The lower the proportion of battery capacity that is used each cycle, the more cycles you'll get, regardless (and usually the less balancing issues you'll have, because they are less stressed at the extremes of voltage). Meaning, if you only charge up to say, 80-90% full, and only discharge to say, 20-30% full, you might see quite a lot longer lifespan. Depends on the specific cells, and also the usage conditions (how much current is pulled especially at lower states of charge, vs what the cells are designed for). In this case, you haven't really got any way to know what the cell specs are (even if the battery seller had a rating for them, you can't really trust it; you'd need to have manufacturer specs to know what they would really be--sellers often say anything to get you to buy something
).
There are a lot of threads about extending lifespan of cells/batteries, with varied info depending on experience of the posters. I have not attempted to quantify any of my own battery experiences this way, so am only posting generalities of what I've read of other's.

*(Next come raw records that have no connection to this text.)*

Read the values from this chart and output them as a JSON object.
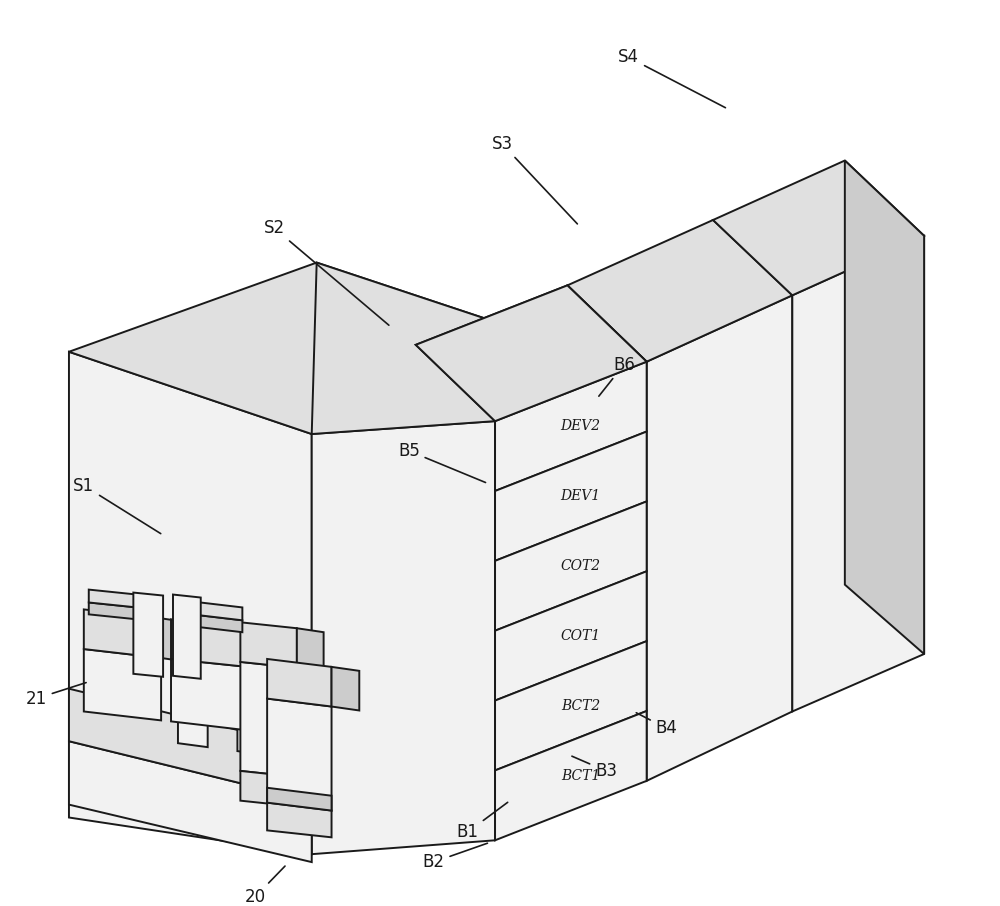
{
  "bg_color": "#ffffff",
  "line_color": "#1a1a1a",
  "lw": 1.4,
  "fill_white": "#ffffff",
  "fill_light": "#f2f2f2",
  "fill_mid": "#e0e0e0",
  "fill_dark": "#cccccc",
  "stack_labels": [
    "DEV2",
    "DEV1",
    "COT2",
    "COT1",
    "BCT2",
    "BCT1"
  ],
  "font_size_stack": 10,
  "font_size_label": 12
}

If I understood correctly there is no point fine-tune the charger unless I replace the BMS? Is there point on replacing BMS or is the pack just so degraded? What do you think?
Yes, there isn't any reason to fine tune it if the BMS doesn't do balancing anyway. A lower voltage is actually better in this case, because the cells risk less overcharge in the event of imabalance severe enough to cause that.
Replacing the BMS may help the pack's usefulness *if* it has a balance issue now. If it does not, a balancing BMS has nothing to fix, and it's just degraded cells causing the problem, so replacing the pack would be the only real option to fix that.